Two recent legal developments have further muddied the waters for operators of Unmanned Aircraft Systems (UAS), or “drones,” regarding private property and trespass or alleged trespass.  In particular, one judicial decision and one state legislative action are tilting the balance towards the rights of landowners.  These developments may increase the number of private landowners that take matters into their own hands when confronted by a UAS over or near private property.  

In July of 2015, a man in Kentucky made international headlines  when he shot down a drone belonging to David Boggs as it allegedly flew over his property.  The man, Meredith, alleged that the drone flew over his property multiple times below the tree line and as low as 10 feet. However, Boggs provided evidence that the drone did not fly over Meredith’s property or at a low altitude and Meredith was eventually arrested and charged with criminal mischief.  Meredith’s supporters called him the “The Drone Slayer” and sold merchandise to fund his defense.  A local judge dismissed the charges against him, found that the drone represented an invasion of privacy and, held that Meredith “had the right to shoot” the drone.  

The drone owner Boggs filed a federal civil suit (Boggs v. Meredith) to establish that UAS were aircraft in federal airspace and to seek damages for his damaged property.  The court ultimately granted Meredith’s motion to dismiss the suit , finding that Boggs lacked subject matter jurisdiction to bring the suit in federal court.  As such, the Federal court failed to rule on the questions of whether the drone was operating in Federal airspace, or whether Meredith was liable for damages to Boggs, thus leaving such decisions in the hands of the states.  

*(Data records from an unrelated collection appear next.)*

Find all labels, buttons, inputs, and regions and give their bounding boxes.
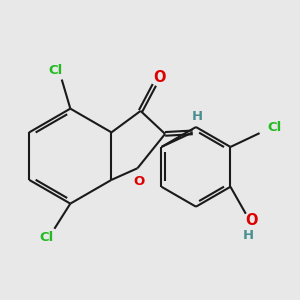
Text: O: O <box>245 213 257 228</box>
Text: Cl: Cl <box>48 64 62 77</box>
Text: O: O <box>154 70 166 85</box>
Text: Cl: Cl <box>268 121 282 134</box>
Text: O: O <box>134 175 145 188</box>
Text: H: H <box>192 110 203 123</box>
Text: Cl: Cl <box>40 231 54 244</box>
Text: H: H <box>243 229 254 242</box>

Along those lines, the second development that may be unwelcome news to UAS operators comes from the state of Oklahoma.  A bill  being considered in the Oklahoma Senate would eliminate liability for a landowner who voluntarily damages or destroys a drone on their property.   The current Senate Bill SB660  recites, in part,  

 “Any person owning or controlling real estate or other premises who voluntarily damages or destroys a drone located on the real estate or premises or within the airspace of the real estate or premises not otherwise regulated by the Federal Aviation Administration or where a reasonable expectation of privacy exists, shall, together with any successors in interest, if any, not be civilly liable for causing the damage or destruction to the property of such person.”

An amendment has been proposed to expand the definition of a drone from that equipped with “a recording device” to include UAS having “a camera or a recording device.”    It is also important to note that the bill relates to airspace not otherwise regulated by the FAA –such airspace of which the FAA says does not exist (The FAA regularly points to the fact that Congress vested it with the authority to regulate all airspace 49 USC §§40103, 44502, 44701-44735).

Aside from regulated airspace, the proposed bill would also prohibit liability where there is a “reasonable expectation of privacy.”  While this phrase is often used in the context of government intrusions and searches, there is no clear consensus as to how far reasonable expectations of privacy may extend from a dwelling. This is particularly relevant in rural or remote areas where UAV operation may be more prevalent.    

For now, it remains unclear how the FAA or state legislatures will ultimately address incidents where drones intentionally or unintentionally cross private property and how landowners may legally handle these instances.